As my sincerest, most joy-filled thank you to my readers and dear author friends who have supported the release of Navy Christmas and Navy Joy in Coming Home for Christmas, may I present my most closely-held family recipe! If I could have sent a dozen of these to each of the military and their family that you helped me send books to, I would have. Enjoy!
Geri’s Christmas Cut-Outs
This recipe is a combination of my Polish-American Grandmother’s huge cut-out cookies, and my mother’s Christmas cookies, topped with my aunt’s incredible frosting.
Sour Cream Cut-Outs
(very loosely adapted from Southern Living’s Sour Cream Cookies in their Christmas Cookies book of 1986):
1 cup butter (2 sticks), softened
1 cup sugar (I like to use turbinado or raw cane but white is best for special occasions)
1 egg
1 8-oz container of sour cream
2 tsps anise flavoring (all natural is best) note: my grandmother’s original recipe says “use 39 cents worth of anise.”
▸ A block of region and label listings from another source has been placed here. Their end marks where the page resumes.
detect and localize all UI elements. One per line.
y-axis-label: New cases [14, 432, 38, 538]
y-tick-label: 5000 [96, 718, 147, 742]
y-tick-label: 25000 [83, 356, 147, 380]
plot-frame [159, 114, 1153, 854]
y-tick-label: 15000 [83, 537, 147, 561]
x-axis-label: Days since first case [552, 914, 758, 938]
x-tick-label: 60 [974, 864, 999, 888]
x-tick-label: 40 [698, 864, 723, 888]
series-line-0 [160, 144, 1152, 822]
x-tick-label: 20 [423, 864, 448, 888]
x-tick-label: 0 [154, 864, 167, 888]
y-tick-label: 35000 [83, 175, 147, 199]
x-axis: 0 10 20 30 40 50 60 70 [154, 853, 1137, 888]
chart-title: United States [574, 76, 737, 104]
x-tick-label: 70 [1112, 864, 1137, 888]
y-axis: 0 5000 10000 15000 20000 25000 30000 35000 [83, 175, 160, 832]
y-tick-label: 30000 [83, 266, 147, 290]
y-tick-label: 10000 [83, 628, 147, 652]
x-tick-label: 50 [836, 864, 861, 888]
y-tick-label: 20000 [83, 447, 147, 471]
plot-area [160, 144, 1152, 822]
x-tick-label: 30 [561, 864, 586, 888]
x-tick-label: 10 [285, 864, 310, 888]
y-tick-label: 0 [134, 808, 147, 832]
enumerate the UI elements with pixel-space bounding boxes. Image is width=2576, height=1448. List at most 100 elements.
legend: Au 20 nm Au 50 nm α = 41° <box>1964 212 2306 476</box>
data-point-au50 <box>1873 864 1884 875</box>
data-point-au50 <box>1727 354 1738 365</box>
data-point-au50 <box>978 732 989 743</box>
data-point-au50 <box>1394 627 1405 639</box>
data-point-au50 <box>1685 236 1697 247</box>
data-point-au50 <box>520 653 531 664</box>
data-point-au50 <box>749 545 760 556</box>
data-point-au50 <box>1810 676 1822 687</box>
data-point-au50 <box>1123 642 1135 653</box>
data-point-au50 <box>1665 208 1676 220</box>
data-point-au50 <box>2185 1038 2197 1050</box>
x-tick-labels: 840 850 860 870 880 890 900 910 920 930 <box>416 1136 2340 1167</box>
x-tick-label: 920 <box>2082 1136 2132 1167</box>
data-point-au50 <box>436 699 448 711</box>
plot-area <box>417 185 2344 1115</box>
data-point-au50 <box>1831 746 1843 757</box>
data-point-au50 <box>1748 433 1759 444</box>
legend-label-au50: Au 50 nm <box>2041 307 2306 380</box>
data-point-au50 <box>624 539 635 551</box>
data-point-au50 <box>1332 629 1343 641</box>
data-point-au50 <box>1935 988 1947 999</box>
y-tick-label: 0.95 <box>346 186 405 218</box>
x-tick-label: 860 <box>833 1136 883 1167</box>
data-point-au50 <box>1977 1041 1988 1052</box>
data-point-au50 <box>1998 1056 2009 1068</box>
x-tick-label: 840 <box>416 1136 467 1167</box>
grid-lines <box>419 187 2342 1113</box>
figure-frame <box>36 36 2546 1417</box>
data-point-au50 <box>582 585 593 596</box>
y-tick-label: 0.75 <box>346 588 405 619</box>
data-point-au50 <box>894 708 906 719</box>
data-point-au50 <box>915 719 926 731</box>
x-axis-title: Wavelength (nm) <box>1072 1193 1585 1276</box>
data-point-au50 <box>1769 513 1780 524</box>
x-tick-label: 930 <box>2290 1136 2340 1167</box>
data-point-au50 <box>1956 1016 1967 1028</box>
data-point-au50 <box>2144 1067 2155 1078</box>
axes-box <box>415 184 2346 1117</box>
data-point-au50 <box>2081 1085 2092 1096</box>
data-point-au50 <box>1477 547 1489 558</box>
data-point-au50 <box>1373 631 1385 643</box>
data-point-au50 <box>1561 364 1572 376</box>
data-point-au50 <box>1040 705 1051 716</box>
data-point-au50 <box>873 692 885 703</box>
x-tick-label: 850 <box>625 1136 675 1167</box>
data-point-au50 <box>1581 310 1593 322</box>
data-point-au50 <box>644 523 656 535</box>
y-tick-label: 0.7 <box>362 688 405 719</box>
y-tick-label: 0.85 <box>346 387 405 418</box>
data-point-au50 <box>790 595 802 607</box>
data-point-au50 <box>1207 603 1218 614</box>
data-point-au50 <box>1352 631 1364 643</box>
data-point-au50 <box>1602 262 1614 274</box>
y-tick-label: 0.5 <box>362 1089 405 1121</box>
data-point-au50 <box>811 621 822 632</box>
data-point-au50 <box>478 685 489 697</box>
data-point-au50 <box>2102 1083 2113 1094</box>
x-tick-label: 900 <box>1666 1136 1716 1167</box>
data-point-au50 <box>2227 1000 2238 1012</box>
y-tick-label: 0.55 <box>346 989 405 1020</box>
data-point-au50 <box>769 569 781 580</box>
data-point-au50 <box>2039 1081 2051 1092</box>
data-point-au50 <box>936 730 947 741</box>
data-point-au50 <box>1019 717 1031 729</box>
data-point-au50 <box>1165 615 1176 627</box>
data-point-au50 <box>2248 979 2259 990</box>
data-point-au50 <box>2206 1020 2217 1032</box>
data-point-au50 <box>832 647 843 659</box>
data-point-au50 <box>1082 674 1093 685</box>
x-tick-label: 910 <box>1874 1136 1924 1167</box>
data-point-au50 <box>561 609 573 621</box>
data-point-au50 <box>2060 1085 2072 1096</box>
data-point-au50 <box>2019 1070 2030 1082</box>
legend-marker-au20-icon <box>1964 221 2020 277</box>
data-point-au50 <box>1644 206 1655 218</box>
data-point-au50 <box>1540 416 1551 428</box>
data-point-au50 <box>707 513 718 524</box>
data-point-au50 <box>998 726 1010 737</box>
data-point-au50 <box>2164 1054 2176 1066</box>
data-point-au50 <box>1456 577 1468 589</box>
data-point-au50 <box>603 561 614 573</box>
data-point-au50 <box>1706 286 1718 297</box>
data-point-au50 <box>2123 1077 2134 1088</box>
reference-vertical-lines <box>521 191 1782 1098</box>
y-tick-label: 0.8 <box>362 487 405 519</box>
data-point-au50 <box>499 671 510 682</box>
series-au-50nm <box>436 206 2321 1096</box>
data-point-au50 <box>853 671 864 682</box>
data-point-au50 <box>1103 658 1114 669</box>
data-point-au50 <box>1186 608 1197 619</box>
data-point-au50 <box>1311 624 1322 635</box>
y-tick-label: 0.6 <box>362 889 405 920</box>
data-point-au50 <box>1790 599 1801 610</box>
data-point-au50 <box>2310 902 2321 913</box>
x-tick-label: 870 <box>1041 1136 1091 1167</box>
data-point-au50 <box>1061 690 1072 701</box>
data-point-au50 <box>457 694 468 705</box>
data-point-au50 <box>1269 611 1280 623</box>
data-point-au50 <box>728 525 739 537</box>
4-5 cups flour (I use King Arthur Unbleached but Whole Wheat Pastry flour works fab, too)
1 tsp baking powder
1 tsp baking soda
¼ tsp salt
Cream butter and sugar, add egg, anise, sour cream. Mix dry ingredients in a separate bowl, add to wet mix very slowly but make sure to mix well. You will need extra flour later, for rolling out dough. Divide the dough into thirds and chill for at least an hour. I usually make the dough a few days before I am ready to bake.
Preheat oven to 350.
Roll dough onto floured surface to ¼” and cut out in desired shapes (you can go thinner but they won’t be as scrumptious, plus you want a substantial cookie to hold the frosting). These cookies will rise and expand in the oven so leave enough room between them on the cookie sheet. Place cut-outs on ungreased cookie sheets and bake for 10-12 minutes depending upon thickness. They are done when very lightly browned. Cool on racks before frosting. Sometimes I don’t get to the frosting until the next day, that’s okay– just make sure you store in an airtight or foil-topped container.
Aunt Margie’s Frosting
½ cup milk
1 tbsp cornstarch
Mix the above 2 ingredients and cook in medium saucepan until it thickens. Stir in:
1 tsp vanilla
Cool thoroughly.
Pour into
½ c. butter (softened)
1 lb. confectioner’s sugar
Beat with a hand mixer (or stand) until creamy. Divide up as desired and color with food coloring. White with different colored sprinkles is always a hit. Frosting will set as it dries on the cookies. We set up a cookie decorating workshop and I put my family to task (since I’ve done all of the baking). They can decorate 12 dozen inside of 90 minutes!